During a session on the role of film commissions, some of Asia’s more advanced film commissions described how they’ve become involved in funding and the development of their local film industries, in addition to the traditional role of attracting productions and locations support.

Wellington Fung said the Hong Kong Film Development Council is now involved in training programmes for technicians and martial artists, as well as film promotion and funding for small to medium-budget films. Inoue Toshihiko of Japan’s Sapporo Hokkaido Contents Strategy Organisation (SHOCS) explained how his organsiation is also involved in investment matching and connecting film shoots with local brands.

The well-funded BFC has its own sound stages and its budget for incentives, including funds for script development, is set to rise to $260,000 (KRW300m).

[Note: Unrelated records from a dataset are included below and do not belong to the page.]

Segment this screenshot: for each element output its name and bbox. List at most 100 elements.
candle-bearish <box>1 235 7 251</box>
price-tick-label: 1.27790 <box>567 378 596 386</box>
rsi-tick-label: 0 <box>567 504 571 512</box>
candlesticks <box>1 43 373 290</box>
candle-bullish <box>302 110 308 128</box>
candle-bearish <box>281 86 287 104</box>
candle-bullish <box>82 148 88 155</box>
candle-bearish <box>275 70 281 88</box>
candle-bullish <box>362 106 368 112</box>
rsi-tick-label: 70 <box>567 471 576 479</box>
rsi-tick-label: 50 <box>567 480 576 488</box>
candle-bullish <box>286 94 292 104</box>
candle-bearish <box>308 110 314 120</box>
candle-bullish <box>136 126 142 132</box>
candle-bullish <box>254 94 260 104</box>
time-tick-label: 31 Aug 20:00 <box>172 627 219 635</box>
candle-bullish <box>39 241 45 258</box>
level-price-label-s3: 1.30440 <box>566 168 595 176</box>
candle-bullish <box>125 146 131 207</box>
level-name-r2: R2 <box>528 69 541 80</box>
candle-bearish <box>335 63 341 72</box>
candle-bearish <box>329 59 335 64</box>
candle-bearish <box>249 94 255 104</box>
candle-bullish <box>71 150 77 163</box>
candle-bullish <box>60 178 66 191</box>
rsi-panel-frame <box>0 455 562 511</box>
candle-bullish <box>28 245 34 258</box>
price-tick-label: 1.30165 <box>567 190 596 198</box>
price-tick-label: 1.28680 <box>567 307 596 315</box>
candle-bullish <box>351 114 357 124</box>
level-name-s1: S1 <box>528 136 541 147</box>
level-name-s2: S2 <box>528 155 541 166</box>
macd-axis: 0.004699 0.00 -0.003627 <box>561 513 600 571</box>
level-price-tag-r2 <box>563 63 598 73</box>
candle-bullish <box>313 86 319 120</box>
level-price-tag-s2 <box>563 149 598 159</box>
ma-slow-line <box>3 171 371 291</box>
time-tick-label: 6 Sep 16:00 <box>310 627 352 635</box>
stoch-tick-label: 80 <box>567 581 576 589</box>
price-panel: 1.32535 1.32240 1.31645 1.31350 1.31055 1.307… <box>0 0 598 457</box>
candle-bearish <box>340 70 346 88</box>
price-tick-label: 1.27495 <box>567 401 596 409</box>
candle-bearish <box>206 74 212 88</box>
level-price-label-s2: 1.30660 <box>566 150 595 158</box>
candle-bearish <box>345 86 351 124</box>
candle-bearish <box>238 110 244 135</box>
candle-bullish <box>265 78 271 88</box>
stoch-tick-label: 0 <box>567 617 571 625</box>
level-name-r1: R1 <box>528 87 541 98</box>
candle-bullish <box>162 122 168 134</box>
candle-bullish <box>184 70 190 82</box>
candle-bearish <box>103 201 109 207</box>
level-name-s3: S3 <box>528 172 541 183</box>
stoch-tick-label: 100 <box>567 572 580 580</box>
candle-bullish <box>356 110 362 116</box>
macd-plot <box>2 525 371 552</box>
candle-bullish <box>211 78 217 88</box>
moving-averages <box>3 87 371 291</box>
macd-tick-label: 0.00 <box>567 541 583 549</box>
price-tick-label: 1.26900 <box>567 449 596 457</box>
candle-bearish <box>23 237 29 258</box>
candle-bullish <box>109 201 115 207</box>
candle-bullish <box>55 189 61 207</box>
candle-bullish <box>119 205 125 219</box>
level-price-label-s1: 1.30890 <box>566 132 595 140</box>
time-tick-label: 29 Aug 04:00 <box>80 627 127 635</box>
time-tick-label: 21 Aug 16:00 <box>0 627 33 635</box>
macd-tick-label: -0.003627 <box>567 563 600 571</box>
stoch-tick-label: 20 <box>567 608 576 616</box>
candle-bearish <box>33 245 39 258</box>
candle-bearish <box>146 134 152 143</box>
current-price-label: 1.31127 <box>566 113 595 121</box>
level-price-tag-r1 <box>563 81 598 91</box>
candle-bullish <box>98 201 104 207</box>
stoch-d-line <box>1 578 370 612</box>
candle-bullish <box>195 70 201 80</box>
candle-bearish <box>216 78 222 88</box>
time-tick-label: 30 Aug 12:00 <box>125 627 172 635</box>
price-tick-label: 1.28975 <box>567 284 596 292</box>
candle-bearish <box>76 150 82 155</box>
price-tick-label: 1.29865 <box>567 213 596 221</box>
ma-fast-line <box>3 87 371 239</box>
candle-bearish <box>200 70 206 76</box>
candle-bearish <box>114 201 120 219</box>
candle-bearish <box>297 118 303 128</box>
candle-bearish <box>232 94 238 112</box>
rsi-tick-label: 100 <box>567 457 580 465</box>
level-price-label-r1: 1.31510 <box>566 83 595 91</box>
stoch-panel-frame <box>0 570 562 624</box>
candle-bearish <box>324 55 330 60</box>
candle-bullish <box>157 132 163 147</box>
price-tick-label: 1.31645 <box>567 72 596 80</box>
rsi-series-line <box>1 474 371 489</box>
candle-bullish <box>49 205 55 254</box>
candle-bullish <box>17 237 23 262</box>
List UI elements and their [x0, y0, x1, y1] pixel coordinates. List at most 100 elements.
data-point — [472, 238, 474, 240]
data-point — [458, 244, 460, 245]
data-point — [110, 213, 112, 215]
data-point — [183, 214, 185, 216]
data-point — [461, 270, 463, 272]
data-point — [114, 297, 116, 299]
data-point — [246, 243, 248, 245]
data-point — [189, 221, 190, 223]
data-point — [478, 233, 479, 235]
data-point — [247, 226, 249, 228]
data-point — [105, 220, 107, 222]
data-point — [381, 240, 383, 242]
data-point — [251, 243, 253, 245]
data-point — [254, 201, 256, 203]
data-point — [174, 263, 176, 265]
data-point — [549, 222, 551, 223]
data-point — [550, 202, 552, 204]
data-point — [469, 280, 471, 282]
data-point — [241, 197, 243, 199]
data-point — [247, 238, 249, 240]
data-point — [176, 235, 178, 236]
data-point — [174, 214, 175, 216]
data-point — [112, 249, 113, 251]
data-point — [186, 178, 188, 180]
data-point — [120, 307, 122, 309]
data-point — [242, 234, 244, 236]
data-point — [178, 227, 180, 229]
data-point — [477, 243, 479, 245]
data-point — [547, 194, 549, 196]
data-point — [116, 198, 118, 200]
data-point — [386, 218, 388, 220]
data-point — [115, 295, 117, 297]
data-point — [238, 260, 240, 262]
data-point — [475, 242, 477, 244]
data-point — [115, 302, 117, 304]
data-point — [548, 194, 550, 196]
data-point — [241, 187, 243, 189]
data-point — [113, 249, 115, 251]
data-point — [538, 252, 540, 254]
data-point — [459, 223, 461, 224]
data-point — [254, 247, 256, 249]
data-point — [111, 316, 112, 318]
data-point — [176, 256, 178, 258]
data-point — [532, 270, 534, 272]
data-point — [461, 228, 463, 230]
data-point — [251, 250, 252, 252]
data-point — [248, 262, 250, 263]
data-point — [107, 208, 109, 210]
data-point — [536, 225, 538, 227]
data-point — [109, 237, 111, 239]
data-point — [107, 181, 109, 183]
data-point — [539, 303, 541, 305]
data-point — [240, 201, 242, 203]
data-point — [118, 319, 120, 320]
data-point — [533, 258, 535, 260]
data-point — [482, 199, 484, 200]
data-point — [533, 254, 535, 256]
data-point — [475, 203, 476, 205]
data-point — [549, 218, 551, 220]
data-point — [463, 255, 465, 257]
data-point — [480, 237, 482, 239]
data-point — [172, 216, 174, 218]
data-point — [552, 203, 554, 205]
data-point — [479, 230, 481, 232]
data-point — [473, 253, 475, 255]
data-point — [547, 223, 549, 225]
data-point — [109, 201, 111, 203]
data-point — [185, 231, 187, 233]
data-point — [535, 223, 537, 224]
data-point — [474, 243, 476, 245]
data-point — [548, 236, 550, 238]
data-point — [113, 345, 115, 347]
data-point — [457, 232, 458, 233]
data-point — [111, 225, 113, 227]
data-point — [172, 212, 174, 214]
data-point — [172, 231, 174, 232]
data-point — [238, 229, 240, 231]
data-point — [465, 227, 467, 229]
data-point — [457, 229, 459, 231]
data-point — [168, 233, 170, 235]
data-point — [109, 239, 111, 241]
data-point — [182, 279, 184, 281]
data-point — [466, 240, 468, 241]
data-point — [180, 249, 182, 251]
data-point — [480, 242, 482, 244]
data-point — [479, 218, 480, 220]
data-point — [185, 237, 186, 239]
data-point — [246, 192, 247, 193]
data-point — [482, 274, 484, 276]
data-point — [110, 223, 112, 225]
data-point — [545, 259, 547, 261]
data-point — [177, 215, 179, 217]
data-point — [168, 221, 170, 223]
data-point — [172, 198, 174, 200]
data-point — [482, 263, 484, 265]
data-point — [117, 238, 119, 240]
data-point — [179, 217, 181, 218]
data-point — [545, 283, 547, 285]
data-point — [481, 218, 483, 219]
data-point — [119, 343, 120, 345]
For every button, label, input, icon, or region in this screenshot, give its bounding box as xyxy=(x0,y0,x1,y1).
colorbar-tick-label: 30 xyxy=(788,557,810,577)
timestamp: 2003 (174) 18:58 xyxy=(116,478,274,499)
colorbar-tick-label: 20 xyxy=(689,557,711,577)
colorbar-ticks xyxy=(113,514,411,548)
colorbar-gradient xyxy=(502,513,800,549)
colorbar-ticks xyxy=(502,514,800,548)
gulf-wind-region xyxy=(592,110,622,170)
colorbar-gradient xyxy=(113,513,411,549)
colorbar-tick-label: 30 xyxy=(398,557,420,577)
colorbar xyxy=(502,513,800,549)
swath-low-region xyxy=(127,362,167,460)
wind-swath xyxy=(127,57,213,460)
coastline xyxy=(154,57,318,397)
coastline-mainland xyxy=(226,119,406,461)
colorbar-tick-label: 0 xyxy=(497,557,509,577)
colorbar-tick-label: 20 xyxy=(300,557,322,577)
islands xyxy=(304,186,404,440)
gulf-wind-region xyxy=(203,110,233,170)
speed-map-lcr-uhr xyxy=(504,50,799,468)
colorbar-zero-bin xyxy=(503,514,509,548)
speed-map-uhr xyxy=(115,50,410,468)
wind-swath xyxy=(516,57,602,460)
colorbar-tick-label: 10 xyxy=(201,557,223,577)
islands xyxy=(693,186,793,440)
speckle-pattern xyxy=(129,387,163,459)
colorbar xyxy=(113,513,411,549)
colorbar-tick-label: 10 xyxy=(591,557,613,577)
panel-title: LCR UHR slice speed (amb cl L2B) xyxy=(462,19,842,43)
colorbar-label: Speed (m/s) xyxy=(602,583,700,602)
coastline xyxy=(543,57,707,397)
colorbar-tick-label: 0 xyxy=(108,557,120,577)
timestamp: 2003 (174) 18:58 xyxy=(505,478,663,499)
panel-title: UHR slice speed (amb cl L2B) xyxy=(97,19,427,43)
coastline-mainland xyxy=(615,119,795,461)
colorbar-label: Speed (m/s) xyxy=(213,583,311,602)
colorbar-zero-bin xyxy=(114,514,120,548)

However, while some Asian film commissions have developed advanced services, what came out clearly at the end of the forum was the strong need for more basic programmes such as training and building a local audience for film. The consensus was that even developed film industries still need this, and it’s critical for those in the early stages of development. 

“It would be relatively simple to set up a training system throughout Asia with workshops in different countries,” said Bowling. “And not just train directors, but also grips, make-up and costume people. When we consider where we’re going to shoot, the first thing that comes up is cost, and then whether or not there’s a skilled crew base.”

Delegates at the forum also discussed financial incentives, but Bowling suggested that the region as a whole should not get too hung up on these, as some nations can’t afford them: “I don’t think Asian countries should get into that game because they can’t win it. Try to find other ways – look at low costs, look at training and building stages.”

At the end of the seminars, networking events and closed-door meetings, the delegates issued a joint statement pledging to work together, and with organisations such as ASEAN and AFCNet, to improve the production environment and promotion of film in Asia.

It may take some time for the respective ministries of each country to move past bureaucratic processes and interact with one another, not to mention engage with a large organisation like ASEAN. But the two-day forum felt like a step in the right direction.